Before addressing the report itself, Goldstone first explained that the political landscape he now finds himself navigating is an unfamiliar one. "I’m not a politician, and I say that with some pride," he noted. "The work of the mission that I headed was, as far as I was concerned, not a political brief at all."
Goldstone said that every possible measure was taken to ensure that the report was compiled in an evenhanded and fair manner. He maintained that the report did not look at the justifications for either side’s actions, but rather in the manner in which military force was applied.
He said that his mission’s task was to assess if the measures taken by each side were proportionate in relation to the action to which they responded. However, "proportionate does not mean tit for tat," he said.

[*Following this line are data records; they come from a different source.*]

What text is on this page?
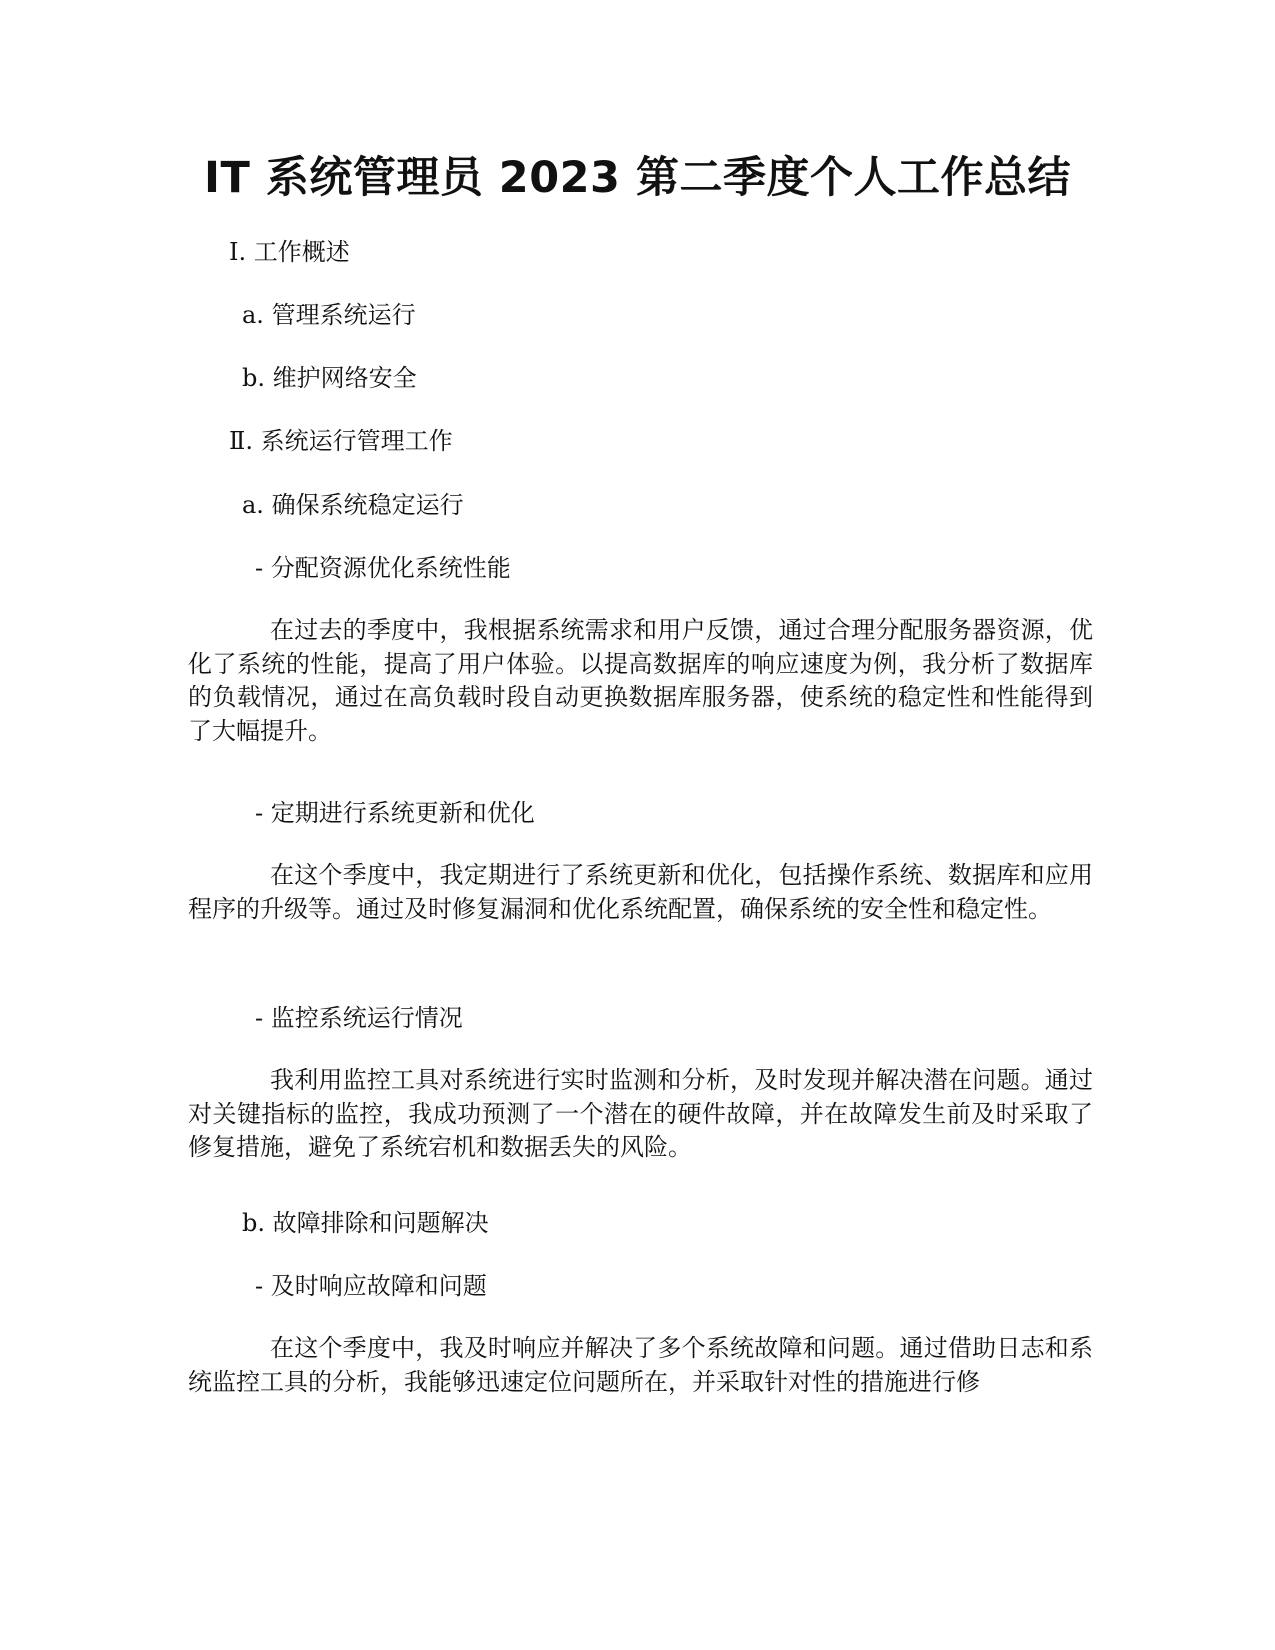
IT 系统管理员 2023 第二季度个人工作总结
I. 工作概述
a. 管理系统运行
b. 维护网络安全
Ⅱ. 系统运行管理工作
a. 确保系统稳定运行
- 分配资源优化系统性能

在过去的季度中，我根据系统需求和用户反馈，通过合理分配服务器资源，优化了系统的性能，提高了用户体验。以提高数据库的响应速度为例，我分析了数据库的负载情况，通过在高负载时段自动更换数据库服务器，使系统的稳定性和性能得到了大幅提升。

- 定期进行系统更新和优化

在这个季度中，我定期进行了系统更新和优化，包括操作系统、数据库和应用程序的升级等。通过及时修复漏洞和优化系统配置，确保系统的安全性和稳定性。

- 监控系统运行情况

我利用监控工具对系统进行实时监测和分析，及时发现并解决潜在问题。通过对关键指标的监控，我成功预测了一个潜在的硬件故障，并在故障发生前及时采取了修复措施，避免了系统宕机和数据丢失的风险。

b. 故障排除和问题解决
- 及时响应故障和问题

在这个季度中，我及时响应并解决了多个系统故障和问题。通过借助日志和系统监控工具的分析，我能够迅速定位问题所在，并采取针对性的措施进行修
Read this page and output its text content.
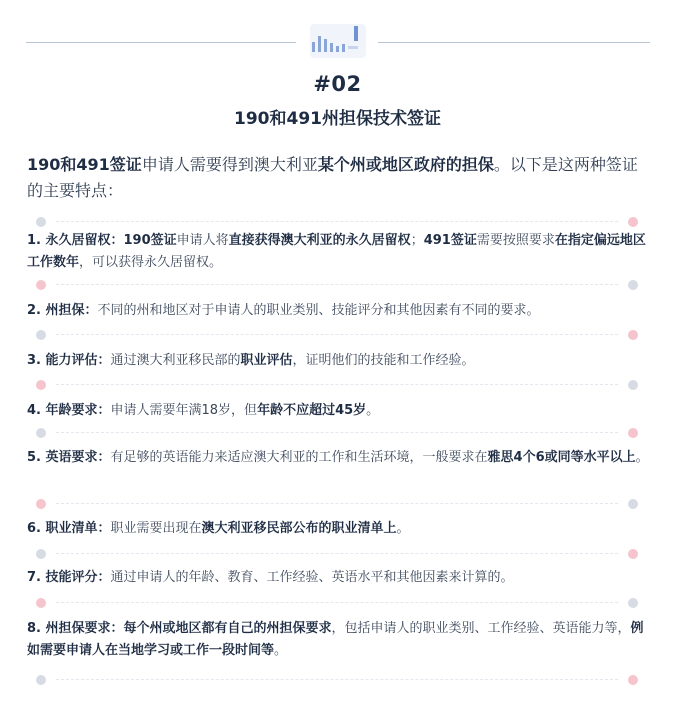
#02
190和491州担保技术签证
190和491签证申请人需要得到澳大利亚某个州或地区政府的担保。以下是这两种签证的主要特点：
1. 永久居留权：190签证申请人将直接获得澳大利亚的永久居留权；491签证需要按照要求在指定偏远地区工作数年，可以获得永久居留权。
2. 州担保：不同的州和地区对于申请人的职业类别、技能评分和其他因素有不同的要求。
3. 能力评估：通过澳大利亚移民部的职业评估，证明他们的技能和工作经验。
4. 年龄要求：申请人需要年满18岁，但年龄不应超过45岁。
5. 英语要求：有足够的英语能力来适应澳大利亚的工作和生活环境，一般要求在雅思4个6或同等水平以上。
6. 职业清单：职业需要出现在澳大利亚移民部公布的职业清单上。
7. 技能评分：通过申请人的年龄、教育、工作经验、英语水平和其他因素来计算的。
8. 州担保要求：每个州或地区都有自己的州担保要求，包括申请人的职业类别、工作经验、英语能力等，例如需要申请人在当地学习或工作一段时间等。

Goldstone also dismissed the disparity in the number of Israeli and Palestinian victims as grounds for dismissing the legitimacy of Israeli military action. He noted that the fear that Palestinian rockets have caused in Israeli communities and the possible damage those missiles might have caused had they landed elsewhere is justification for military action, an assumption with which he said his panel had started.
In response to Israeli Prime Minister Benjamin Netanyahu’s recent statement that the report would "deal a fatal blow to the peace process," Goldstone was adamant that his panel’s work was absolutely necessary.
"We went to great lengths to get the full story," said Goldstone. He stressed that public acknowledgment of both Israeli and Palestinian victims was necessary and important for the healing process. "Without that, there can not be an enduring peace."
He also noted that each side had “dehumanized” the other, which in his mind is the only reason such conflict is able to occur. A “realization of common humanity,” Goldstone said, is needed in order for the fighting to cease.